O valor dos precatórios a vencer em 2022 soma R$ 89,1 bilhões, ante os R$ 54 bilhões estimados para 2021. O conteúdo da PEC tem sido motivo de debate e queda de braço no Congresso.

A PEC

Em vigor desde 2016, o teto de gastos impede o aumento descontrolado de gastos do governo. Hoje, ele determina que as despesas da União só podem crescer o equivalente à inflação oficial, medida pelo Índice de Preços ao Consumidor Amplo (IPCA), de julho de um ano a junho do ano seguinte.

A PEC dos Precatórios muda esse cálculo. A correção continuaria sendo pelo IPCA, mas de janeiro a dezembro do mesmo ano. Como a inflação disparou em 2021, o índice de correção sobe e também o limite de despesas para o ano que vem.

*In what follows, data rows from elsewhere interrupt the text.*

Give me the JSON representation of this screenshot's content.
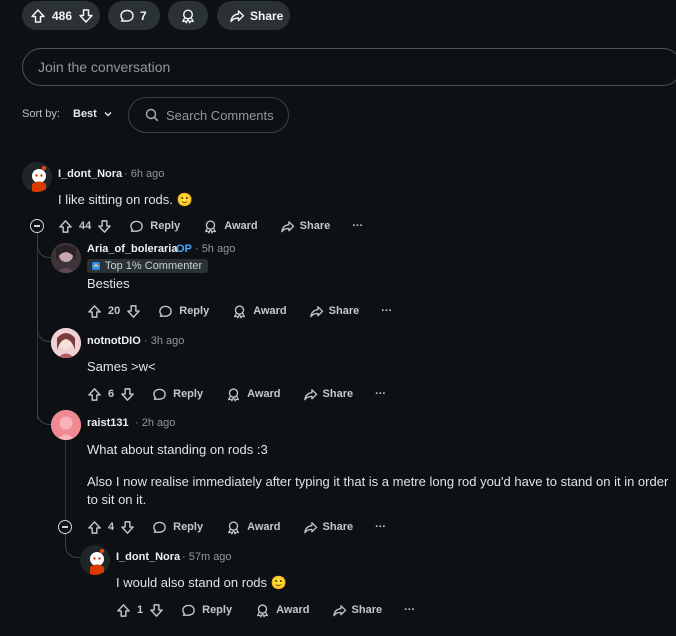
{
  "post_actions": {
    "votes": "486",
    "comments": "7",
    "share_label": "Share"
  },
  "composer": {
    "placeholder": "Join the conversation"
  },
  "sort": {
    "label": "Sort by:",
    "value": "Best"
  },
  "search": {
    "placeholder": "Search Comments"
  },
  "labels": {
    "reply": "Reply",
    "award": "Award",
    "share": "Share",
    "more": "···"
  },
  "comments": [
    {
      "user": "I_dont_Nora",
      "time": "6h ago",
      "body": "I like sitting on rods. 🙂",
      "votes": "44"
    },
    {
      "user": "Aria_of_boleraria",
      "op": "OP",
      "time": "5h ago",
      "flair": "Top 1% Commenter",
      "body": "Besties",
      "votes": "20"
    },
    {
      "user": "notnotDIO",
      "time": "3h ago",
      "body": "Sames >w<",
      "votes": "6"
    },
    {
      "user": "raist131",
      "time": "2h ago",
      "body": "What about standing on rods :3",
      "body2": "Also I now realise immediately after typing it that is a metre long rod you'd have to stand on it in order to sit on it.",
      "votes": "4"
    },
    {
      "user": "I_dont_Nora",
      "time": "57m ago",
      "body": "I would also stand on rods 🙂",
      "votes": "1"
    }
  ],
  "colors": {
    "background": "#0e1113",
    "pill": "#2a3236",
    "op_accent": "#4aa6ff"
  }
}
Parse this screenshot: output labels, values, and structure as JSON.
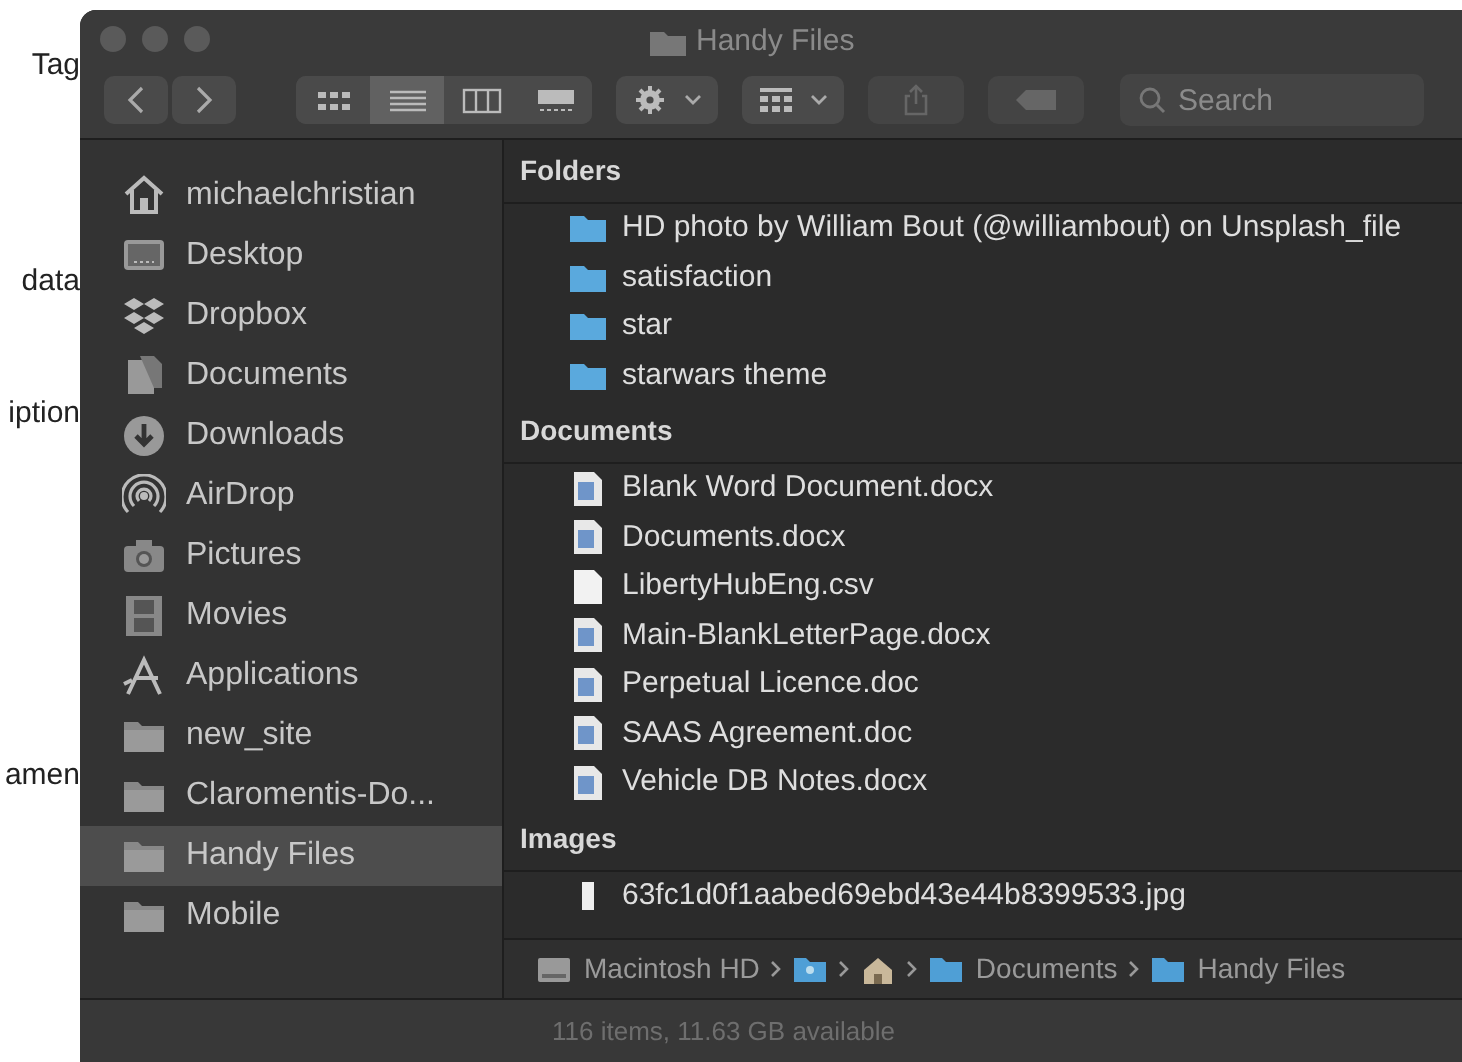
{
  "background_texts": [
    "Tag",
    "data",
    "iption",
    "amen"
  ],
  "window": {
    "title": "Handy Files"
  },
  "toolbar": {
    "views": [
      {
        "kind": "icons",
        "selected": false
      },
      {
        "kind": "list",
        "selected": true
      },
      {
        "kind": "columns",
        "selected": false
      },
      {
        "kind": "gallery",
        "selected": false
      }
    ],
    "search": {
      "placeholder": "Search"
    }
  },
  "sidebar": {
    "items": [
      {
        "label": "michaelchristian",
        "kind": "home",
        "selected": false
      },
      {
        "label": "Desktop",
        "kind": "desktop",
        "selected": false
      },
      {
        "label": "Dropbox",
        "kind": "dropbox",
        "selected": false
      },
      {
        "label": "Documents",
        "kind": "documents",
        "selected": false
      },
      {
        "label": "Downloads",
        "kind": "downloads",
        "selected": false
      },
      {
        "label": "AirDrop",
        "kind": "airdrop",
        "selected": false
      },
      {
        "label": "Pictures",
        "kind": "pictures",
        "selected": false
      },
      {
        "label": "Movies",
        "kind": "movies",
        "selected": false
      },
      {
        "label": "Applications",
        "kind": "applications",
        "selected": false
      },
      {
        "label": "new_site",
        "kind": "folder",
        "selected": false
      },
      {
        "label": "Claromentis-Do...",
        "kind": "folder",
        "selected": false
      },
      {
        "label": "Handy Files",
        "kind": "folder",
        "selected": true
      },
      {
        "label": "Mobile",
        "kind": "folder",
        "selected": false
      }
    ]
  },
  "groups": [
    {
      "title": "Folders",
      "items": [
        {
          "name": "HD photo by William Bout (@williambout) on Unsplash_file",
          "kind": "folder"
        },
        {
          "name": "satisfaction",
          "kind": "folder"
        },
        {
          "name": "star",
          "kind": "folder"
        },
        {
          "name": "starwars theme",
          "kind": "folder"
        }
      ]
    },
    {
      "title": "Documents",
      "items": [
        {
          "name": "Blank Word Document.docx",
          "kind": "word"
        },
        {
          "name": "Documents.docx",
          "kind": "word"
        },
        {
          "name": "LibertyHubEng.csv",
          "kind": "plain"
        },
        {
          "name": "Main-BlankLetterPage.docx",
          "kind": "word"
        },
        {
          "name": "Perpetual Licence.doc",
          "kind": "word"
        },
        {
          "name": "SAAS Agreement.doc",
          "kind": "word"
        },
        {
          "name": "Vehicle DB Notes.docx",
          "kind": "word"
        }
      ]
    },
    {
      "title": "Images",
      "items": [
        {
          "name": "63fc1d0f1aabed69ebd43e44b8399533.jpg",
          "kind": "image"
        }
      ]
    }
  ],
  "path_bar": [
    {
      "label": "Macintosh HD",
      "kind": "disk"
    },
    {
      "kind": "user"
    },
    {
      "kind": "home"
    },
    {
      "label": "Documents",
      "kind": "folder"
    },
    {
      "label": "Handy Files",
      "kind": "folder"
    }
  ],
  "status_bar": "116 items, 11.63 GB available"
}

A alteração permitiria ao governo gastar R$ 47 bilhões no ano que vem.

Além disso, a PEC do governo estabelece um limite para o pagamento dos precatórios. Pelo texto da PEC, precatórios acima de R$ 66 milhões seriam parcelados em dez anos. Assim sendo, o Palácio do Planalto conseguiria margem de mais R$ 44,5 bilhões no orçamento em prol do Auxílio Brasil.

O que são precatórios

Quando uma pessoa física ou jurídica processa a União e ganha indenização, são emitidas uma ou mais ordens de pagamento reconhecidas pela Justiça. Essas ordens são os precatórios. Em síntese, trata-se de um documento que indica a quantia que o Tesouro Nacional deve a uma pessoa ou empresa.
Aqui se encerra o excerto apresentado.